I love this quote, though I’m not sure it’s accurate. From The Future of Data Storage, the piece states: “What’s the most expensive thing you can do with a piece of data? Throw it out.”
That’s from a storage vendor, and obviously they’d prefer that you keep all your data, which means more storage and backup space needed. Certainly I do think that losing data that’s valuable can be expensive, but I also think that we often keep around older data that we don’t use, or won’t use, which is expensive. Not for individual pieces, but in aggregate, it becomes expensive. This is especially true if you move to the service area where you pay for what you use, as opposed to investing in a large chunk of storage that has a fixed cost.
I didn’t really think a lot of the piece, though it did get me thinking about backups. I’ve run backups for my entire career, and in 99 point some number of nines cases, I haven’t ever used the backup file again. These were insurance against potential problems. Even in places where I restored the backup to verify the process worked, I often just discarded the backup file at some point.
Early in my career, we had tape rotation systems to reuse the media a certain number of times, while also ensuring that we had off site copies and specific points in time saved. Today there are plenty of backups systems that perform deduplication and complex disassembly or re-assembly of files from blocks to use space more efficiently. That doesn’t always work well for database restores, especially when time is of the essence.
As vendors look to add more intelligent, or at least more efficient, processing to backup systems, I wonder if they really think about databases and how we use files. I hope so, and I’d like something that was optimized for database restores. I don’t mind combining the duplicate parts of files into some index, but I need to have the latest files available for quick restores. What about backing up a database to a file and keeping this file online and ready. Then, after the next backup, move the previous one to an area that dedups it, maybe takes it offline, etc. That way I have the best of both worlds. I rarely go back further than the latest full backup for a restore, so keep this ready.
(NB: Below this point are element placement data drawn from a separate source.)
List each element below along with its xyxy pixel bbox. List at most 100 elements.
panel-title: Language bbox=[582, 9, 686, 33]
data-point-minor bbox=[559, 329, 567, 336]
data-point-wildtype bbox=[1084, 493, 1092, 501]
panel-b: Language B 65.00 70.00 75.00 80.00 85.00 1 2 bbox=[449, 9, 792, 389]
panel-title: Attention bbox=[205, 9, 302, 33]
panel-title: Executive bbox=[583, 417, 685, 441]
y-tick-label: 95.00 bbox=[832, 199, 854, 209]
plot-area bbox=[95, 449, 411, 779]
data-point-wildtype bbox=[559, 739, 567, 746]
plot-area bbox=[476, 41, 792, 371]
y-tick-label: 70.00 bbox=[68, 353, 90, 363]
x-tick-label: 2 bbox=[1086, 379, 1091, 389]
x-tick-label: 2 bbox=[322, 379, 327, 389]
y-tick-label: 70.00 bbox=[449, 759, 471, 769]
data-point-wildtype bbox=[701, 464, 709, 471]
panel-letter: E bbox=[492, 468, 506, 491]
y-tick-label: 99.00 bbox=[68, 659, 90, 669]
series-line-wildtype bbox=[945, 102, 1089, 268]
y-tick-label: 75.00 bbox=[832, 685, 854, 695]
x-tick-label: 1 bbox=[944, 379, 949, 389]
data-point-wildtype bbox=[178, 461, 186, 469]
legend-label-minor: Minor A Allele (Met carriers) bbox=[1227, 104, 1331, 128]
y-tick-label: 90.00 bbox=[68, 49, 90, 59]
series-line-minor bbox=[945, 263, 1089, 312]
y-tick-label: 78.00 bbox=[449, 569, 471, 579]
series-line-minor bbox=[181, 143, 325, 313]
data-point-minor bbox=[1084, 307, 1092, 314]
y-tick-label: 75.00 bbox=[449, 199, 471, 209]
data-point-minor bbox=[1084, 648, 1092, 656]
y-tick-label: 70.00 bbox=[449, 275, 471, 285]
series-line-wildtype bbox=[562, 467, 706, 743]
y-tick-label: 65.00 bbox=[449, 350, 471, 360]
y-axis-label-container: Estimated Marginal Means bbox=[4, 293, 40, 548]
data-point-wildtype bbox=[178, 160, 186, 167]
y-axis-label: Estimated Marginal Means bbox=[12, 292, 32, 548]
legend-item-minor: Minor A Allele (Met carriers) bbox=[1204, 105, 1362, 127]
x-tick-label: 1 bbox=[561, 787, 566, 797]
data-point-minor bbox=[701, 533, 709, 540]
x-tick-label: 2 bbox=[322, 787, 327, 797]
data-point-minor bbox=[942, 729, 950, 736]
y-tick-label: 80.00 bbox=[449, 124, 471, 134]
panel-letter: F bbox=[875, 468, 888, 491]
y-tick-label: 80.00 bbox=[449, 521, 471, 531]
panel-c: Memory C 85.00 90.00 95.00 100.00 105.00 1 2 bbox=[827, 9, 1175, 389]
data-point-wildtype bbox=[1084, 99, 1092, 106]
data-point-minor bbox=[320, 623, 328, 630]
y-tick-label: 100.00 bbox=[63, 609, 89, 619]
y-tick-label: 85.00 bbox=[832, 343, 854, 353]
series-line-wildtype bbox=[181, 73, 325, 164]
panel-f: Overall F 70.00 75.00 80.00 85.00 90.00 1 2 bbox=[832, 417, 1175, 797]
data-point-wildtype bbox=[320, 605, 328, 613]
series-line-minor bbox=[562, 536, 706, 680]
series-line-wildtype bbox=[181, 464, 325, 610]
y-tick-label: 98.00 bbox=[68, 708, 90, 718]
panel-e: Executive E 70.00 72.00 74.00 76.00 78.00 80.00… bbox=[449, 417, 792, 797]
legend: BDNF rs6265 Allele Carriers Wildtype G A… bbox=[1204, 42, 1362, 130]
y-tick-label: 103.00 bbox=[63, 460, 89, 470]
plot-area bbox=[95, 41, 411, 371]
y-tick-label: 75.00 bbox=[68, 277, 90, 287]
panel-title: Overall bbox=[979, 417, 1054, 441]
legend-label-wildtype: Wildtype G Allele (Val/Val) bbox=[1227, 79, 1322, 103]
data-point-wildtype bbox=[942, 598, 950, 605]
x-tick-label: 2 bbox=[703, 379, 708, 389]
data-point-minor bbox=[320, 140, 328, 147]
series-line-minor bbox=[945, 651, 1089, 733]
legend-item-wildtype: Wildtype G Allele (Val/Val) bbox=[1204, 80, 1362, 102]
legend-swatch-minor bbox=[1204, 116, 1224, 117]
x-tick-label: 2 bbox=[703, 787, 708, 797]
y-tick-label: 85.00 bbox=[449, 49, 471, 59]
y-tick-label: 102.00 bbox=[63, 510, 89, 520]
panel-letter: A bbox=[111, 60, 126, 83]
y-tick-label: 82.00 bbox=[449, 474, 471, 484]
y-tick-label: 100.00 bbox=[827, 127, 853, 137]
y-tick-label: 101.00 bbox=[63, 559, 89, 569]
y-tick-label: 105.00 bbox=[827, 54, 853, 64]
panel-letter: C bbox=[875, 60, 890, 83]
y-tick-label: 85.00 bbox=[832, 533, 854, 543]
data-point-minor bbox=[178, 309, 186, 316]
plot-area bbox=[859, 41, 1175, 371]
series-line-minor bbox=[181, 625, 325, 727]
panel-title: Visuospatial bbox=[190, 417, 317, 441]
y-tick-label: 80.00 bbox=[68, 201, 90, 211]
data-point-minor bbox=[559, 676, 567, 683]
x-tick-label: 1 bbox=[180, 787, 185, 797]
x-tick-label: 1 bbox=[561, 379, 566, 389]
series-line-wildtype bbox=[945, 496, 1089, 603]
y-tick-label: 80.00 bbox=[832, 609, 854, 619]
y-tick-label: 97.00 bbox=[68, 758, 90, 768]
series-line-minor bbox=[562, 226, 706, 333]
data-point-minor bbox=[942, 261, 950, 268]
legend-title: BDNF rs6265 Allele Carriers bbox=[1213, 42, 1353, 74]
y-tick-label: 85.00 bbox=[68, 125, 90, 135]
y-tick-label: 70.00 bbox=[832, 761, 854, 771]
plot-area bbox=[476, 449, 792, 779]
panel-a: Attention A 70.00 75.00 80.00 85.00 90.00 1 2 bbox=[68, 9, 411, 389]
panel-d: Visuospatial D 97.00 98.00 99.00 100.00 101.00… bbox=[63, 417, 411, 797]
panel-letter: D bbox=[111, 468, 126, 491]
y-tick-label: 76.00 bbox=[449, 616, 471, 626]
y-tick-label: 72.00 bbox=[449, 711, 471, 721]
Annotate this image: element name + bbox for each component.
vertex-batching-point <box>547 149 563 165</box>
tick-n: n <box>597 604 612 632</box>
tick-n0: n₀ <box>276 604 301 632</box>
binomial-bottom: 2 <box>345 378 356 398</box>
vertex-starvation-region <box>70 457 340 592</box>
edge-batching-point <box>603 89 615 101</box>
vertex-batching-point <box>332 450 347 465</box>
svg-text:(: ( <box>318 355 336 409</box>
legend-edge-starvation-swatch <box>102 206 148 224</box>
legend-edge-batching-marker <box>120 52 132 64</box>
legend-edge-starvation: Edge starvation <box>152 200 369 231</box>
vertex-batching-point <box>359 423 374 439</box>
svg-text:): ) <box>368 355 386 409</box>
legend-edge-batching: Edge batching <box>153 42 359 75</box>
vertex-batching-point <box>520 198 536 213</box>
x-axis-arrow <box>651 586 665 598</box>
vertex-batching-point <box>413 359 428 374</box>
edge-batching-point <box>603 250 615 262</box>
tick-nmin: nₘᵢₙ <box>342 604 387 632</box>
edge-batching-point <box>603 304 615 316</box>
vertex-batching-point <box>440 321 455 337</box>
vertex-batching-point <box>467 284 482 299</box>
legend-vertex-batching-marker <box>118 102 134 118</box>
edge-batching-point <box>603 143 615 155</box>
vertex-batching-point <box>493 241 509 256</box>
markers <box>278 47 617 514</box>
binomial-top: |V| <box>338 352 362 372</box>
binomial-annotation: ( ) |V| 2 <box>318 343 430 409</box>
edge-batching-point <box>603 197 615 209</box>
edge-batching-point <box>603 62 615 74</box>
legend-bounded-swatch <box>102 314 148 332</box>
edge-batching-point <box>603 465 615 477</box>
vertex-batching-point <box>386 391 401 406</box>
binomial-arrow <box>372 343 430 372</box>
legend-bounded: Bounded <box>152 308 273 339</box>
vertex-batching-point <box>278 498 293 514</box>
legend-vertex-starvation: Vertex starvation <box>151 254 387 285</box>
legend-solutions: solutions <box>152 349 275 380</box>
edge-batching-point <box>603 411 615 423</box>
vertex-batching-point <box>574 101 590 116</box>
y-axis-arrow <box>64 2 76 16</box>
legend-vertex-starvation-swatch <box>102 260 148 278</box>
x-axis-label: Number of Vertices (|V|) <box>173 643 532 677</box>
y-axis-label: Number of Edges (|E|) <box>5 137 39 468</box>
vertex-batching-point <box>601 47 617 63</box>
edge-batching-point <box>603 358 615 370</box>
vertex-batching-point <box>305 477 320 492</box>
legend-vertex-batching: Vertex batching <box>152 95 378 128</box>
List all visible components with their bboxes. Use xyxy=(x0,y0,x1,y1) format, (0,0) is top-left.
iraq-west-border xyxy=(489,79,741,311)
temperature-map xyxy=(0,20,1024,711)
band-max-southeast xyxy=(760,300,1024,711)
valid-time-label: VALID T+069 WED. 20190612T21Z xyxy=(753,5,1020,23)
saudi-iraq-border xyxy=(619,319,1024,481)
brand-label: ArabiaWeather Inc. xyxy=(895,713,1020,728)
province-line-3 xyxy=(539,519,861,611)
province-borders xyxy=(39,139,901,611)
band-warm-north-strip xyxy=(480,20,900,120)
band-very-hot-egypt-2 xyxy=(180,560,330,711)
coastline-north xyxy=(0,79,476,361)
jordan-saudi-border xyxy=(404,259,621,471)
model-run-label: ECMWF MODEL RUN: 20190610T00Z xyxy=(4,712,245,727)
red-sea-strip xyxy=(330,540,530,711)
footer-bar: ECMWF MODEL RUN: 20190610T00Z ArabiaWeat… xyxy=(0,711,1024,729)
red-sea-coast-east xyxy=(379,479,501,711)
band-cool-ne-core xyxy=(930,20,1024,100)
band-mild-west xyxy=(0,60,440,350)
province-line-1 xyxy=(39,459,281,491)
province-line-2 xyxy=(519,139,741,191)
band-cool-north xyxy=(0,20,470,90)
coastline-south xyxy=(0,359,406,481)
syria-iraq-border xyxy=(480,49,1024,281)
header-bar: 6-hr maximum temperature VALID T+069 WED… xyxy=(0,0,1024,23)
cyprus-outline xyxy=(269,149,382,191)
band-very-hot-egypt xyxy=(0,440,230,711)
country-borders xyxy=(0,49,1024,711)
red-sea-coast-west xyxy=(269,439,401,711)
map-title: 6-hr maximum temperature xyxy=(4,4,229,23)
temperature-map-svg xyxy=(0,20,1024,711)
Of course, we need to consider log backups, which really need to be kept online and intact if they have been made since the last full backup. Keeping track of that is a pain, but it’s something software could easily handle. Once we’ve made a new full backup, you can mark older log backups for deduplication. Though, if you’re building this into a system, perhaps performing a restore of the full backup files automatically should be included as well.